Posted 7/18/2012 4:15 AM (GMT 0)
more about vedolizumab:
Vedolizumab, a novel drug that selectively blocks lymphocyte trafficking to the gut, was safe and highly effective for inducing and maintaining clinical remission in patients with moderate to severe ulcerative colitis in a pivotal phase III trial.
"If the findings hold up with more detailed analysis, it looks like we’ll have the efficacy of a biologic agent without some of the toxicity issues that we’ve seen with anti-TNF [tumor necrosis factor] drugs," said Dr. William J. Sandborn, professor of medicine and chief of gastroenterology at the University of California, San Diego.
Dr. William J. Sandborn
"This potentially could be a first-line drug," for treating moderate to severe ulcerative colitis, said Dr. Sandborn, a coinvestigator in the study.

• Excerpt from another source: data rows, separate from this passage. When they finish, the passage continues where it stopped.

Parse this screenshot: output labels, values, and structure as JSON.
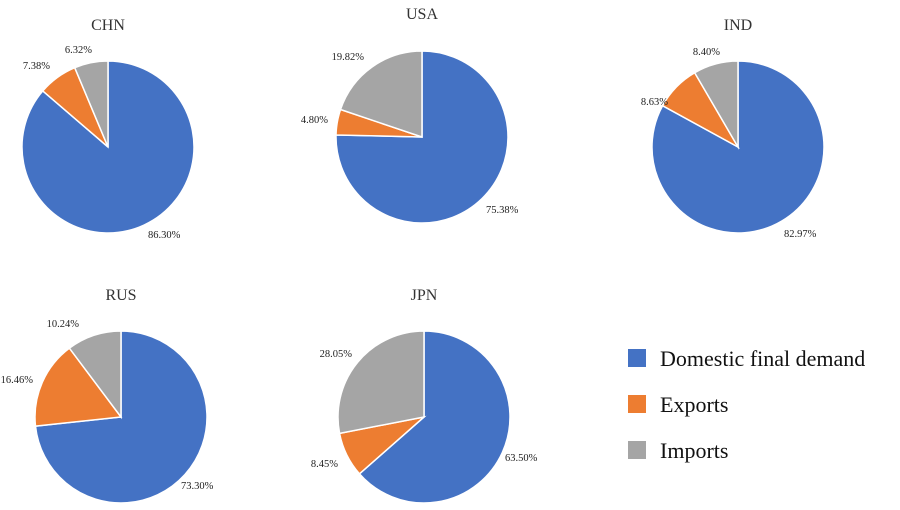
{
  "colors": {
    "domestic": "#4472C4",
    "exports": "#ED7D31",
    "imports": "#A5A5A5",
    "slice_border": "#ffffff"
  },
  "legend": [
    {
      "label": "Domestic final demand",
      "color": "#4472C4"
    },
    {
      "label": "Exports",
      "color": "#ED7D31"
    },
    {
      "label": "Imports",
      "color": "#A5A5A5"
    }
  ],
  "chart_data": [
    {
      "type": "pie",
      "title": "CHN",
      "categories": [
        "Domestic final demand",
        "Exports",
        "Imports"
      ],
      "values": [
        86.3,
        7.38,
        6.32
      ],
      "labels": [
        "86.30%",
        "7.38%",
        "6.32%"
      ]
    },
    {
      "type": "pie",
      "title": "USA",
      "categories": [
        "Domestic final demand",
        "Exports",
        "Imports"
      ],
      "values": [
        75.38,
        4.8,
        19.82
      ],
      "labels": [
        "75.38%",
        "4.80%",
        "19.82%"
      ]
    },
    {
      "type": "pie",
      "title": "IND",
      "categories": [
        "Domestic final demand",
        "Exports",
        "Imports"
      ],
      "values": [
        82.97,
        8.63,
        8.4
      ],
      "labels": [
        "82.97%",
        "8.63%",
        "8.40%"
      ]
    },
    {
      "type": "pie",
      "title": "RUS",
      "categories": [
        "Domestic final demand",
        "Exports",
        "Imports"
      ],
      "values": [
        73.3,
        16.46,
        10.24
      ],
      "labels": [
        "73.30%",
        "16.46%",
        "10.24%"
      ]
    },
    {
      "type": "pie",
      "title": "JPN",
      "categories": [
        "Domestic final demand",
        "Exports",
        "Imports"
      ],
      "values": [
        63.5,
        8.45,
        28.05
      ],
      "labels": [
        "63.50%",
        "8.45%",
        "28.05%"
      ]
    }
  ]
}
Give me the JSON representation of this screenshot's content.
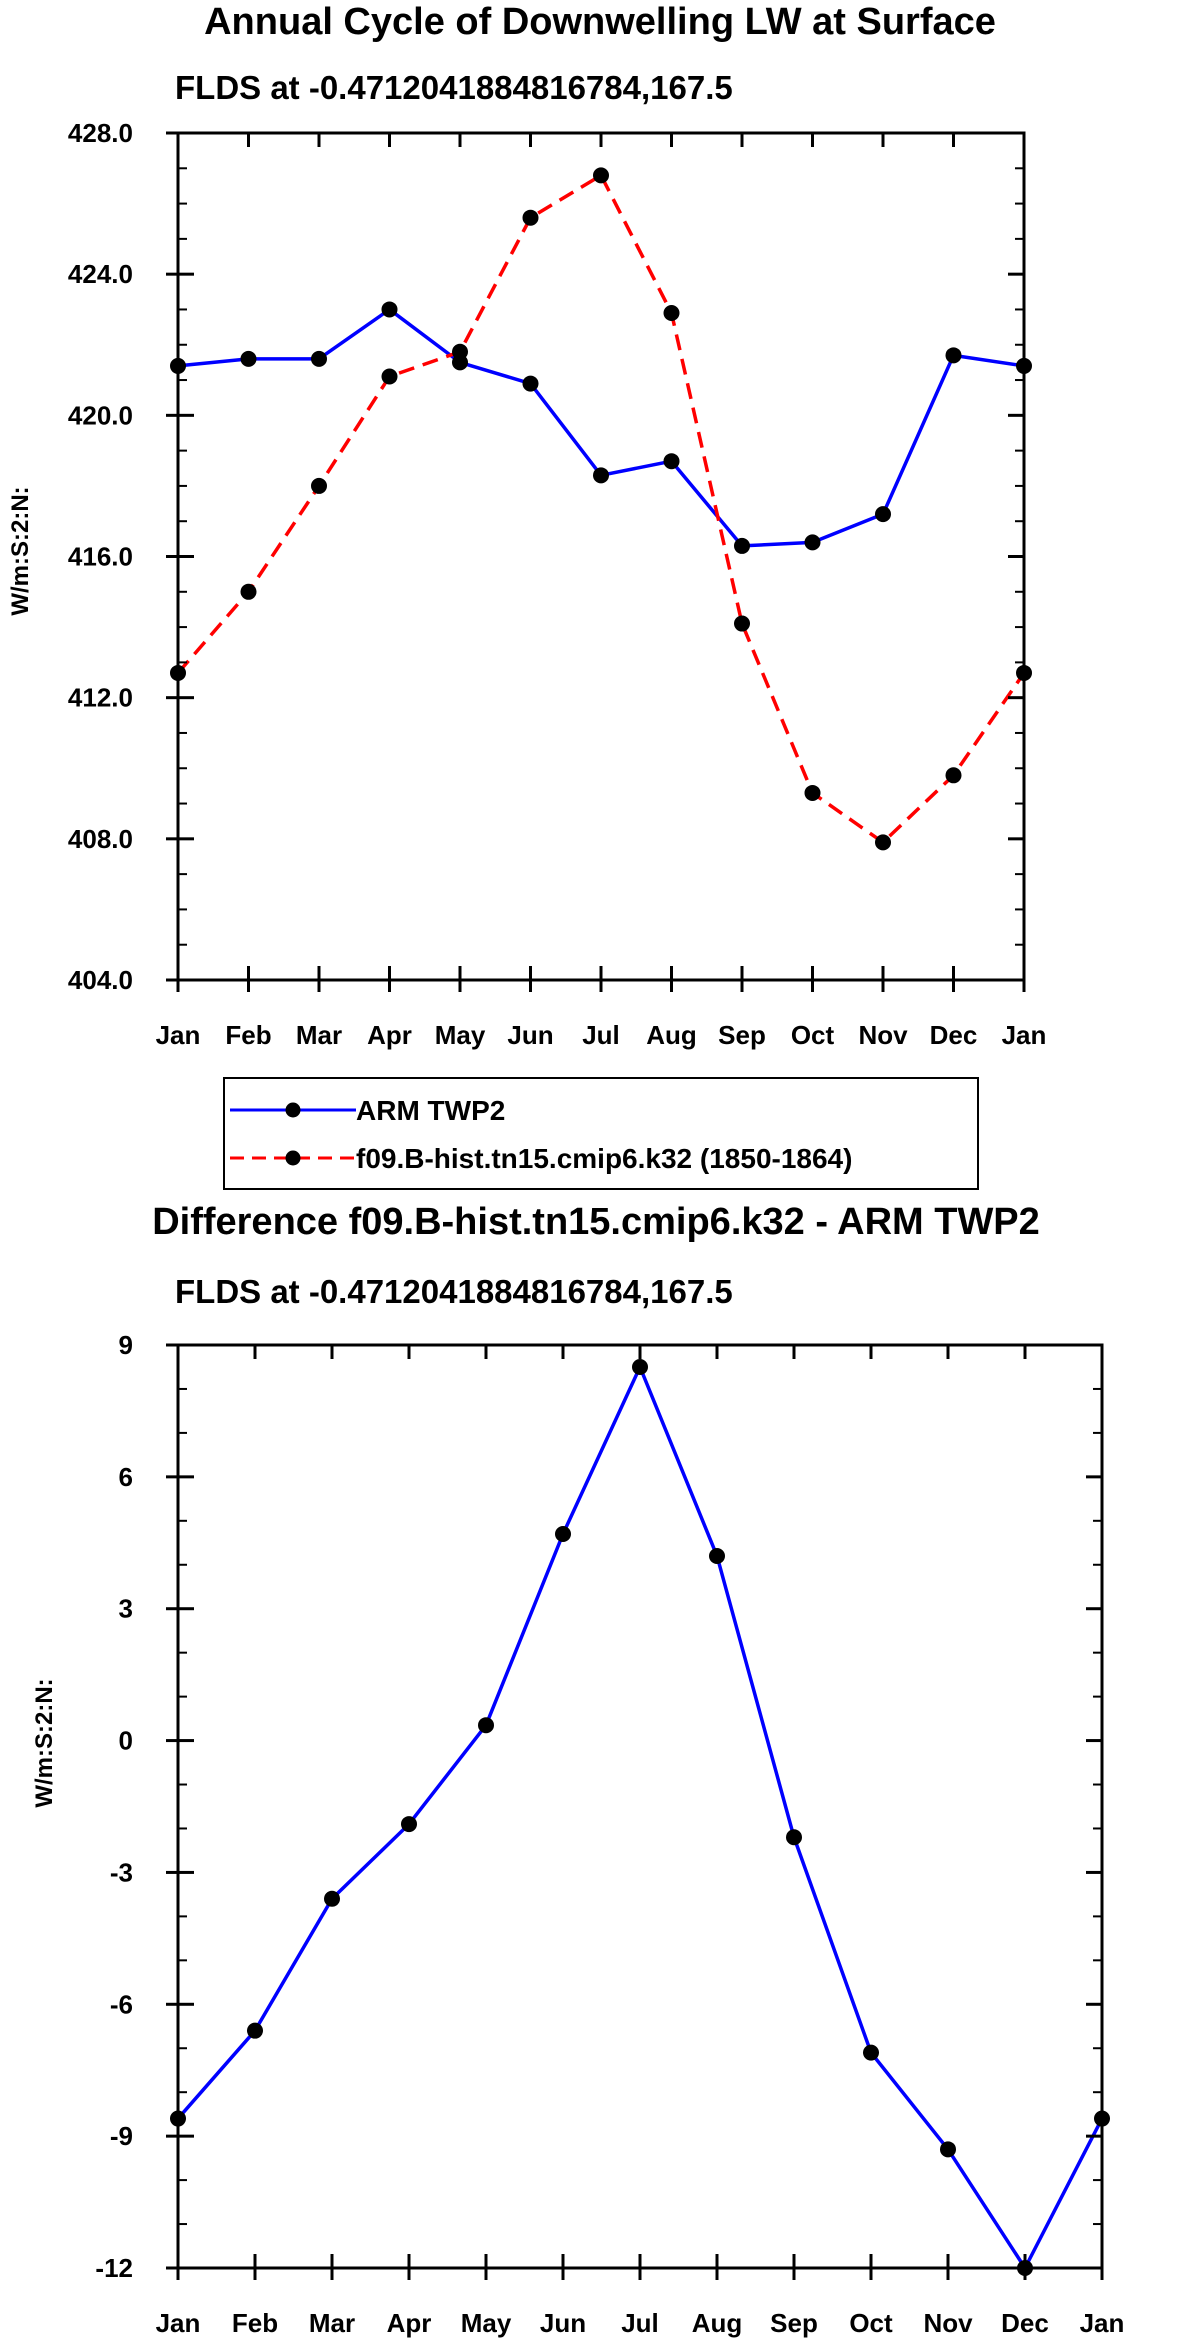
{
  "chart_data": [
    {
      "type": "line",
      "title": "Annual Cycle of Downwelling LW at Surface",
      "subtitle": "FLDS at -0.4712041884816784,167.5",
      "ylabel": "W/m:S:2:N:",
      "xlabel": "",
      "categories": [
        "Jan",
        "Feb",
        "Mar",
        "Apr",
        "May",
        "Jun",
        "Jul",
        "Aug",
        "Sep",
        "Oct",
        "Nov",
        "Dec",
        "Jan"
      ],
      "ylim": [
        404.0,
        428.0
      ],
      "yticks": [
        "404.0",
        "408.0",
        "412.0",
        "416.0",
        "420.0",
        "424.0",
        "428.0"
      ],
      "series": [
        {
          "name": "ARM TWP2",
          "color": "#0000ff",
          "style": "solid",
          "values": [
            421.4,
            421.6,
            421.6,
            423.0,
            421.5,
            420.9,
            418.3,
            418.7,
            416.3,
            416.4,
            417.2,
            421.7,
            421.4
          ]
        },
        {
          "name": "f09.B-hist.tn15.cmip6.k32 (1850-1864)",
          "color": "#ff0000",
          "style": "dashed",
          "values": [
            412.7,
            415.0,
            418.0,
            421.1,
            421.8,
            425.6,
            426.8,
            422.9,
            414.1,
            409.3,
            407.9,
            409.8,
            412.7
          ]
        }
      ],
      "legend": "below plot"
    },
    {
      "type": "line",
      "title": "Difference f09.B-hist.tn15.cmip6.k32 - ARM TWP2",
      "subtitle": "FLDS at -0.4712041884816784,167.5",
      "ylabel": "W/m:S:2:N:",
      "xlabel": "",
      "categories": [
        "Jan",
        "Feb",
        "Mar",
        "Apr",
        "May",
        "Jun",
        "Jul",
        "Aug",
        "Sep",
        "Oct",
        "Nov",
        "Dec",
        "Jan"
      ],
      "ylim": [
        -12,
        9
      ],
      "yticks": [
        "-12",
        "-9",
        "-6",
        "-3",
        "0",
        "3",
        "6",
        "9"
      ],
      "series": [
        {
          "name": "Difference",
          "color": "#0000ff",
          "style": "solid",
          "values": [
            -8.6,
            -6.6,
            -3.6,
            -1.9,
            0.35,
            4.7,
            8.5,
            4.2,
            -2.2,
            -7.1,
            -9.3,
            -12.0,
            -8.6
          ]
        }
      ]
    }
  ]
}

"Vedolizumab was more effective than placebo for induction and maintenance treatment, including both anti-TNF–exposed and naive patients," Dr. Brian G. Feagan, the study’s lead investigator, said at the annual Digestive Disease Week. In addition, there was little difference between the vedolizumab and placebo groups in terms of adverse events, serious adverse events, and serious infections, said Dr. Feagan, professor of medicine at Western University in London, Ont.
At the end of a year of maintenance treatment, patients kept on the more frequent vedolizumab dosage tested, 300 mg delivered intravenously once every 4 weeks, showed a potent efficacy effect, surpassing the placebo group in corticosteroid-free clinical remissions by 31 percentage points (45% vs. 14%). "Nothing else is that good," Dr. Sandborn said in an interview. "Steroid-free remission with a delta over placebo of 30% is very impressive, especially when you factor in that many of the patients had failed anti-TNF treatment.

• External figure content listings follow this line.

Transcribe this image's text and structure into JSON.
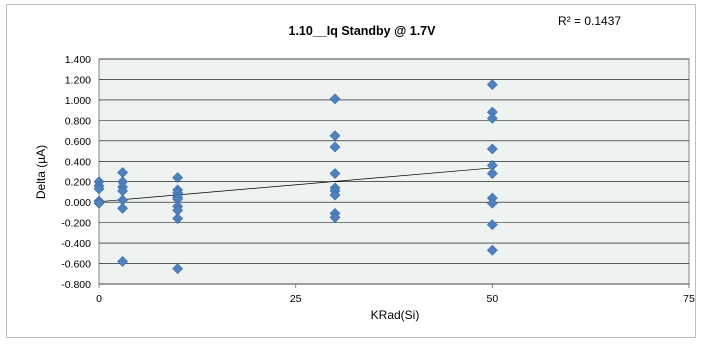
{
  "chart_data": {
    "type": "scatter",
    "title": "1.10__Iq Standby @ 1.7V",
    "annotation": "R² = 0.1437",
    "xlabel": "KRad(Si)",
    "ylabel": "Delta (µA)",
    "xlim": [
      0,
      75
    ],
    "ylim": [
      -0.8,
      1.4
    ],
    "x_ticks": [
      "0",
      "25",
      "50",
      "75"
    ],
    "x_tick_values": [
      0,
      25,
      50,
      75
    ],
    "y_ticks": [
      "1.400",
      "1.200",
      "1.000",
      "0.800",
      "0.600",
      "0.400",
      "0.200",
      "0.000",
      "-0.200",
      "-0.400",
      "-0.600",
      "-0.800"
    ],
    "y_tick_values": [
      1.4,
      1.2,
      1.0,
      0.8,
      0.6,
      0.4,
      0.2,
      0.0,
      -0.2,
      -0.4,
      -0.6,
      -0.8
    ],
    "grid": "horizontal",
    "marker": "diamond",
    "colors": {
      "marker": "#4f81bd",
      "plot_bg": "#eef3f1",
      "trendline": "#000000",
      "grid": "#000000"
    },
    "points": [
      [
        0,
        0.2
      ],
      [
        0,
        0.16
      ],
      [
        0,
        0.13
      ],
      [
        0,
        0.01
      ],
      [
        0,
        -0.01
      ],
      [
        3,
        0.29
      ],
      [
        3,
        0.2
      ],
      [
        3,
        0.15
      ],
      [
        3,
        0.11
      ],
      [
        3,
        0.02
      ],
      [
        3,
        -0.06
      ],
      [
        3,
        -0.58
      ],
      [
        10,
        0.24
      ],
      [
        10,
        0.12
      ],
      [
        10,
        0.09
      ],
      [
        10,
        0.05
      ],
      [
        10,
        0.03
      ],
      [
        10,
        -0.04
      ],
      [
        10,
        -0.08
      ],
      [
        10,
        -0.16
      ],
      [
        10,
        -0.65
      ],
      [
        30,
        1.01
      ],
      [
        30,
        0.65
      ],
      [
        30,
        0.54
      ],
      [
        30,
        0.28
      ],
      [
        30,
        0.14
      ],
      [
        30,
        0.11
      ],
      [
        30,
        0.07
      ],
      [
        30,
        -0.11
      ],
      [
        30,
        -0.15
      ],
      [
        50,
        1.15
      ],
      [
        50,
        0.88
      ],
      [
        50,
        0.82
      ],
      [
        50,
        0.52
      ],
      [
        50,
        0.36
      ],
      [
        50,
        0.28
      ],
      [
        50,
        0.04
      ],
      [
        50,
        -0.01
      ],
      [
        50,
        -0.22
      ],
      [
        50,
        -0.47
      ]
    ],
    "trendline": {
      "type": "linear",
      "x": [
        0,
        50
      ],
      "y": [
        0.005,
        0.335
      ]
    }
  }
}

"We thought that vedolizumab would be safer than systemic immunosuppression, and I think the data are consistent with that. This will be a first-line treatment," Dr. Feagan said.
Dr. Brian G. Feagan
Equally important, total worldwide experience with vedolizumab, which now includes about 2,500 patients, has not yet resulted in a single case of progressive multifocal leukoencephalopathy (PML), an adverse effect produced by vedolizumab’s cousin drug, natalizumab (Tysarbi), ’approved for U.S. marketing to treat multiple sclerosis and Crohns disease.
Vedolizumab is a humanized monoclonal antibody that specifically binds to the alpha-4 beta-7 integrin protein that helps move leukocytes into the gut. Natalizumab is a less specific integrin antagonist that affects the protein’s actions and immune-cell trafficking to a variety of body sites, including the brain. Natalizumab "essentially blocks immune surveillance in the brain, and that allows for the JC virus [carried by about 50% of people] to cause PML," explained Dr. Sandborn. In contrast, vedolizumab does not cause "a systemic blockade of lymphocytes trafficking; it only affects a small fraction of lymphocytes, and leaves the brain completely unaffected."
Patients most at risk for PML are those who previously received immunosuppressive treatment with a drug such as azathioprine, methotrexate, or an anti-TNF drug. Patients with that history who received natalizumab for 1-2 years have about a 1 in 500-600 risk for PML, and those who got natalizumab for more than 2 years have a 1% risk.